In a unanimous opinion, the court found that a three-year limit on filing claims does not apply simply because plan participants were provided with disclosures that in theory would allow them to see whether their assets are being mismanaged.
Instead, a six-year statute of limitations applies to most claims.
The decision sends a case against Intel Corp. back to a lower court, where plaintiffs can move forward with allegations that the company breached its fiduciary duty to 401(k) plan participants because of the plan's hedge fund and private-equity investments. Participants allegedly paid high fees and suffered losses because of those holdings.
Intel designed a custom target-date series for the plan, built in part with those underlying investments.
“It was always kind of a head-scratcher,” said Jason Roberts, CEO of the Pension Resource Institute. “Why did a company that makes computer chips want to stick its neck out and dabble in portfolio management?”
The ruling “is a big deal in the sense that the circuit courts were split,” he said. “Now we have definitively settled case law on it.”
Intel argued that the case should be dismissed because the lead plaintiff accessed online documents that provided information about the investments, meaning that he had “actual knowledge” of the alleged fiduciary breach.
The case was dismissed at the District Court level, though an appeals court sided with the plaintiff.
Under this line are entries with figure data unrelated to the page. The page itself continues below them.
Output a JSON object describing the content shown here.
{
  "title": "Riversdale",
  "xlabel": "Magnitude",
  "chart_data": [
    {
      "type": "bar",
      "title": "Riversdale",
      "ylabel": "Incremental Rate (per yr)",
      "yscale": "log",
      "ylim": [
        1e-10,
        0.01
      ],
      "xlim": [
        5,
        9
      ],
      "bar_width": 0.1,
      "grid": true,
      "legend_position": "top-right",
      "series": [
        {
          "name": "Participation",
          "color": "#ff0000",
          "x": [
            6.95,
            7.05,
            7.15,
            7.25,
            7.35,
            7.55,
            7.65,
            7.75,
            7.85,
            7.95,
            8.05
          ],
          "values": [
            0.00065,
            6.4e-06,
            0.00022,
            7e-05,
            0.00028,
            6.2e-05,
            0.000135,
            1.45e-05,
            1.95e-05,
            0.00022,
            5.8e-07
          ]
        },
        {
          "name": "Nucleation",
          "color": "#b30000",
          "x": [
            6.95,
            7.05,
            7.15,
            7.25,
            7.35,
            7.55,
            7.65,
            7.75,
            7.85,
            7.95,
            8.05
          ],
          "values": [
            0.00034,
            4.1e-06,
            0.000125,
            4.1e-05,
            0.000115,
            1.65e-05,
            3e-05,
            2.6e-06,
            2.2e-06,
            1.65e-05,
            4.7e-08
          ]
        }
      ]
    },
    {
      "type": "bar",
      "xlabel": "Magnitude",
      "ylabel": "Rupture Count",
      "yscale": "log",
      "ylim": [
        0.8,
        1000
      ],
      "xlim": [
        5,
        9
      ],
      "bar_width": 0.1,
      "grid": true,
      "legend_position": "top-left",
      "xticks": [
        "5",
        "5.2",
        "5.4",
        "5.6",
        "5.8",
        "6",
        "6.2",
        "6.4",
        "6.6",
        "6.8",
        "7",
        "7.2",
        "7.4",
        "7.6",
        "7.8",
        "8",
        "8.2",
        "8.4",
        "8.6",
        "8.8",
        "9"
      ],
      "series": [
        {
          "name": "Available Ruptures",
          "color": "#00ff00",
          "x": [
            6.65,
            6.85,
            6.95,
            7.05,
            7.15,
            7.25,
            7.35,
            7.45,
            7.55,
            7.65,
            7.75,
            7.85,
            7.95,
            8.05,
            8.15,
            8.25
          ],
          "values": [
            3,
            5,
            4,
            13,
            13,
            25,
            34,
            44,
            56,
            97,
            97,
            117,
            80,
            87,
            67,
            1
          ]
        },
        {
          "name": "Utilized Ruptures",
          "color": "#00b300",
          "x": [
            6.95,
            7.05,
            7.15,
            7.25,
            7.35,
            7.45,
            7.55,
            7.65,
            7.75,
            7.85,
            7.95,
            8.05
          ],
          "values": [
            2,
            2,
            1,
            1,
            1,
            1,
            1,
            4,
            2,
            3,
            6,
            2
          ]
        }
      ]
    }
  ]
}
The Supreme Court affirmed the appellate ruling, sending the case back to the District Court.
“This decision will make it harder for plan sponsors to limit their liability for 401(k) investment menu design decisions, and it may add further momentum to the ongoing wave of fiduciary breach and fee litigation class actions that have already resulted in hundreds of millions of dollars in settlements from plan sponsors,” Ropes & Gray partner Josh Lichtenstein said in a statement. “The decision will be especially impactful for plan sponsors located in circuits that have traditionally been more willing to limit the period for damages to three years, and who may find themselves more likely to be targeted by class action suits in the future.”
The decision has further implications, as the lower court will now consider the underlying fiduciary claims, Mr. Lichtenstein said.
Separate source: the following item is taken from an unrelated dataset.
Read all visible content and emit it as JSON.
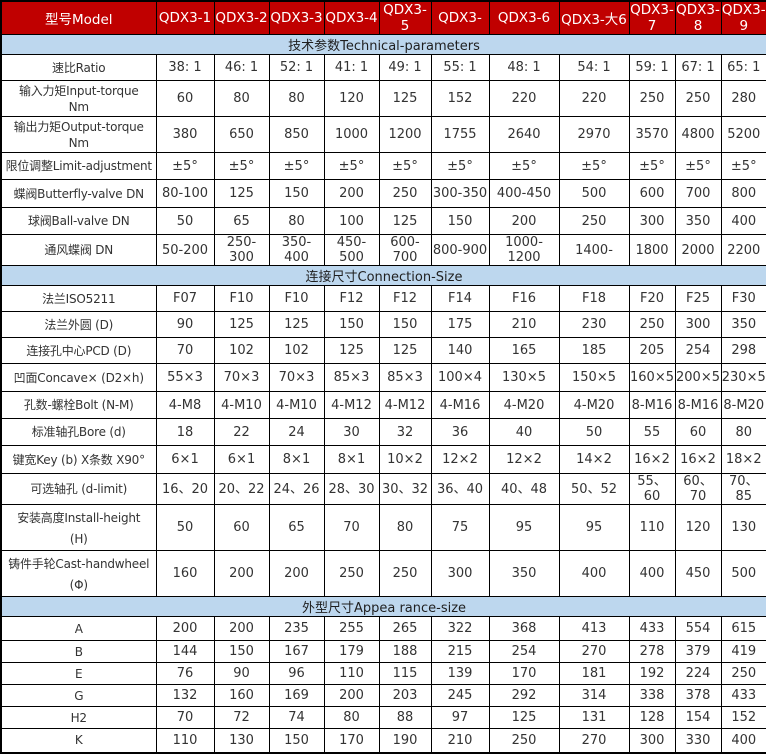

This Supreme Court’s decision “is going to impact the number of cases that get dismissed,” said Karen Handorf, partner at Cohen Milstein.
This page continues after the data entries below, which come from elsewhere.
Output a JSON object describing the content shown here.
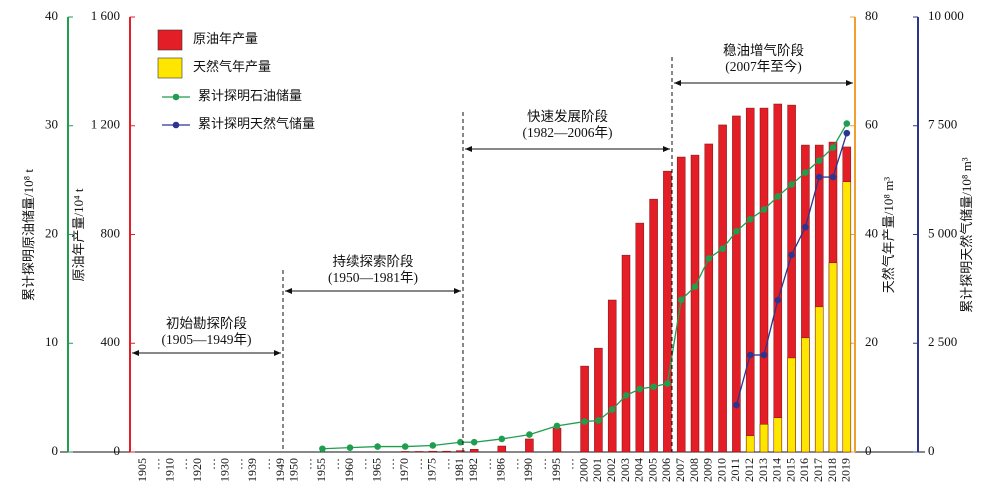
{
  "chart_data": {
    "type": "bar",
    "categories": [
      "1905",
      "…",
      "1910",
      "…",
      "1920",
      "…",
      "1930",
      "…",
      "1939",
      "…",
      "1949",
      "1950",
      "…",
      "1955",
      "…",
      "1960",
      "…",
      "1965",
      "…",
      "1970",
      "…",
      "1975",
      "…",
      "1981",
      "1982",
      "…",
      "1986",
      "…",
      "1990",
      "…",
      "1995",
      "…",
      "2000",
      "2001",
      "2002",
      "2003",
      "2004",
      "2005",
      "2006",
      "2007",
      "2008",
      "2009",
      "2010",
      "2011",
      "2012",
      "2013",
      "2014",
      "2015",
      "2016",
      "2017",
      "2018",
      "2019"
    ],
    "ylabel": "原油年产量/10⁴ t",
    "ylim": [
      0,
      1600
    ],
    "yticks": [
      0,
      400,
      800,
      {
        "value": 1200,
        "label": "1 200"
      },
      {
        "value": 1600,
        "label": "1 600"
      }
    ],
    "y2label": "天然气年产量/10⁸ m³",
    "y2lim": [
      0,
      80
    ],
    "y2ticks": [
      0,
      20,
      40,
      60,
      80
    ],
    "y3label": "累计探明原油储量/10⁸ t",
    "y3lim": [
      0,
      40
    ],
    "y3ticks": [
      0,
      10,
      20,
      30,
      40
    ],
    "y4label": "累计探明天然气储量/10⁸ m³",
    "y4lim": [
      0,
      10000
    ],
    "y4ticks": [
      0,
      {
        "value": 2500,
        "label": "2 500"
      },
      {
        "value": 5000,
        "label": "5 000"
      },
      {
        "value": 7500,
        "label": "7 500"
      },
      {
        "value": 10000,
        "label": "10 000"
      }
    ],
    "series": [
      {
        "name": "原油年产量",
        "kind": "bar",
        "axis": "y",
        "color": "#e41e26",
        "values": [
          0,
          0,
          0,
          0,
          0,
          0,
          0,
          0,
          0,
          0,
          0,
          0,
          0,
          0,
          0,
          0,
          0,
          0,
          0,
          2,
          2,
          3,
          3,
          5,
          10,
          0,
          22,
          0,
          48,
          0,
          88,
          0,
          316,
          382,
          559,
          724,
          842,
          930,
          1033,
          1085,
          1092,
          1133,
          1203,
          1236,
          1265,
          1265,
          1280,
          1276,
          1129,
          1129,
          1140,
          1122
        ]
      },
      {
        "name": "天然气年产量",
        "kind": "bar",
        "axis": "y2",
        "color": "#ffe600",
        "values": [
          null,
          null,
          null,
          null,
          null,
          null,
          null,
          null,
          null,
          null,
          null,
          null,
          null,
          null,
          null,
          null,
          null,
          null,
          null,
          null,
          null,
          null,
          null,
          null,
          null,
          null,
          null,
          null,
          null,
          null,
          null,
          null,
          null,
          null,
          null,
          null,
          null,
          null,
          null,
          null,
          null,
          null,
          null,
          null,
          3,
          5.1,
          6.3,
          17.3,
          21,
          26.7,
          34.8,
          49.7
        ]
      },
      {
        "name": "累计探明石油储量",
        "kind": "line",
        "axis": "y3",
        "color": "#1f9e4f",
        "values": [
          null,
          null,
          null,
          null,
          null,
          null,
          null,
          null,
          null,
          null,
          null,
          null,
          null,
          0.3,
          null,
          0.4,
          null,
          0.5,
          null,
          0.5,
          null,
          0.6,
          null,
          0.9,
          0.9,
          null,
          1.2,
          null,
          1.6,
          null,
          2.4,
          null,
          2.8,
          2.9,
          3.9,
          5.2,
          5.8,
          6.0,
          6.3,
          14.0,
          15.2,
          17.8,
          18.7,
          20.3,
          21.4,
          22.3,
          23.5,
          24.6,
          25.7,
          26.8,
          28.0,
          30.2
        ]
      },
      {
        "name": "累计探明天然气储量",
        "kind": "line",
        "axis": "y4",
        "color": "#2b3590",
        "values": [
          null,
          null,
          null,
          null,
          null,
          null,
          null,
          null,
          null,
          null,
          null,
          null,
          null,
          null,
          null,
          null,
          null,
          null,
          null,
          null,
          null,
          null,
          null,
          null,
          null,
          null,
          null,
          null,
          null,
          null,
          null,
          null,
          null,
          null,
          null,
          null,
          null,
          null,
          null,
          null,
          null,
          null,
          null,
          1080,
          2230,
          2230,
          3490,
          4530,
          5170,
          6320,
          6320,
          7330
        ]
      }
    ],
    "annotations": [
      {
        "label": "初始勘探阶段",
        "period": "(1905—1949年)"
      },
      {
        "label": "持续探索阶段",
        "period": "(1950—1981年)"
      },
      {
        "label": "快速发展阶段",
        "period": "(1982—2006年)"
      },
      {
        "label": "稳油增气阶段",
        "period": "(2007年至今)"
      }
    ]
  }
}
The Supreme Court's ruling is consistent with provisions in the Employee Retirement Income Security Act that treat defined-contribution plan participants as unsophisticated investors who cannot be expected to parse complicated disclosures about their plans and investments, she said.
In addition, the three-year limit, even for those who were aware of potential mismanagement, was troublesome, Ms. Handorf said. If a participant notices a poorly performing, high-fee investment, for example, they must wait years to suffer any harm before suing, and that harm often doesn’t happen until after three years, she said. Even the six-year limit can be difficult to meet.
“You’re sitting around waiting for yourself to be hurt, and six years and one day goes by – and you’re sunk,” she said.
The Supreme Court decision will affect the way plaintiff firms vet lead plaintiffs for class-action cases, said Kim Jones, partner at Faegre Drinker.
“That’s giving them some pretty clear details and a track for the plaintiffs to follow to determine who they should put up as their named plaintiffs,” Ms. Jones said.
However, being able to show that a plaintiff has thoroughly reviewed plan or investment documents is difficult, which means that the three-year “actual knowledge” window has been difficult for defendants to use, she said.
“I’m not sure how you prove an individual has read what’s in their disclosures,” Ms. Jones said. “That’s a challenge for the fiduciaries.”
Mr. Roberts said the ruling could encourage plan fiduciaries to be more careful about how they disclose things to participants.
“We may see some additional enhancements to disclosure delivery protocols,” he said.
That could include boxes participants would have to click to show delivery confirmation for fee disclosures or other documents, Mr. Roberts said. Plan service providers could also record meetings they hold with groups of participants to show that they had provided information about investments and fees, he added.
Such practices might not be sufficient to get cases dismissed, even on a procedural basis, but they could show that fiduciaries made an effort to inform participants about the details of the plan, Mr. Roberts said.